This research aimed in creating new compression methods based on the central idea of Set Redundancy 
Compression (SRC). Set Redundancy refers to the common information that exists in a set of similar 
images. SRC compression methods take advantage of this common information and can achieve improved 
compression of similar images by reducing their Set Redundancy. The current research resulted in the 
development of three new lossless SRC compression methods: MARS (Median- Aided Region Sorting), 
MAZE (Max-Aided Zero Elimination) and MaxGBA (Max-Guided Bit Allocation). 


2. THE TEST IMAGES 

Different image types were considered for this research. The evaluation criteria included image 
availability, need for improved compression, maximization of end-user benefits, and fitness of images to 
the SRC scheme. After considering several modalities and image types and ru nn i n g preliminary tests, it 
was concluded to use chest X-rays, brain CT, and brain MR images. A test image database was created by 
retrieving 100 chest X-rays, 51 brain CT, and 57 brain MR images from M.D. Anderson’s image archives. 
This database was further expanded by adding smoothed versions of the brain CT images, and larger size 
versions of the chest X-ray images. 


3. IMAGE REGISTRATION 

Most of the SRC methods perform better when the images are registered in a standard position, orientation, 
and size.
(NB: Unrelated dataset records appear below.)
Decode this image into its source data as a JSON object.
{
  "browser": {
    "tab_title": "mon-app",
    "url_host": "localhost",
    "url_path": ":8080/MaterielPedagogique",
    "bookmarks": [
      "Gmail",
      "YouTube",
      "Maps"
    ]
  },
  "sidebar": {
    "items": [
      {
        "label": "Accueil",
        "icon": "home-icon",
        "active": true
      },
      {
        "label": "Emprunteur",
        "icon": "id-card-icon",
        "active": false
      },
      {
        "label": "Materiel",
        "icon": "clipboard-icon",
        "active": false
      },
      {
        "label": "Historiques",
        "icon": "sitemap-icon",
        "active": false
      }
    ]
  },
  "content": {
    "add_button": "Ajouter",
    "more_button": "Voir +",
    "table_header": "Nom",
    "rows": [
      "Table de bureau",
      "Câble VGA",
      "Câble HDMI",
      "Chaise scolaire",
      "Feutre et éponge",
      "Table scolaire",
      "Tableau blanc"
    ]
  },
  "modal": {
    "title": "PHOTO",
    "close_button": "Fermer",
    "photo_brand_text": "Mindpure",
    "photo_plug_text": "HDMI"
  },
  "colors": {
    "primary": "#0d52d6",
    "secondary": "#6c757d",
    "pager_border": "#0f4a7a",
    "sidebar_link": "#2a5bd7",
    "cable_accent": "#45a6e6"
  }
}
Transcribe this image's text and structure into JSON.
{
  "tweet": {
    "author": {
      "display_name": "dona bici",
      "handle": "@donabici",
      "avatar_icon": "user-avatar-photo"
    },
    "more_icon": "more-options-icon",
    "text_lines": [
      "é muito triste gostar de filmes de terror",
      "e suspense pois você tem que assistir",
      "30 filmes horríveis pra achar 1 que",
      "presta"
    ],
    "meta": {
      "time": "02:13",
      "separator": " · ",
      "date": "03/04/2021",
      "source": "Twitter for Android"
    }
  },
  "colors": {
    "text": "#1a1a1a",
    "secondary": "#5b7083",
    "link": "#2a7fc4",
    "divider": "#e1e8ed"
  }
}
Note that we can maintain the lossless property of compression by performing “inverted” 
registration (i.e. instead of registering the original images on a given statistical image, we keep the original 
images intact and instead register the statistical image on each original image before compression). The 
statistical images that SRC methods use are the “median” image (in the MARS method) and the 
“maximum” image (in the MAZE and MaxGBA methods). The median image is formed by using for each 
pixel position the median value from the same pixel position across all given images. Similarly, the 
maximum image is formed by using the maximum value for each pixel across all images. In our tests we 
used registration for the MR and CT images, but not on the X-ray images. 


4. IMAGE CLUSTERING 

The SRC compression methods work with groups of highly similar images. In a given image database we 
need to form these groups before we apply any SRC method. Forming these similar image groups 
corresponds to the image clustering problem. We developed an automated process based on Genetic 
Algorithms to perform image clustering in our test image database. The resulting image groups were used 
for all subsequent tests. 


5. TESTS 

A total of 341 tests were run (1 1 image types x 3 1 methods). The different image types were CT, MR, X- 
rays, smoothed images, differential images, images with varying sizes, etc. For each image type, we run 
tests with 31 different methods that include all of our newly developed methods combined with either 
Lempel-Ziv (compress), LZW (gzip) or Arithmetic (bit-based, char-based, or word-based) as the entropy- 
encoder, and also standard methods used for comparison purposes (bit- char- and word-based Arithmetic 
compression, Lempel-Ziv, LZW, and Calic).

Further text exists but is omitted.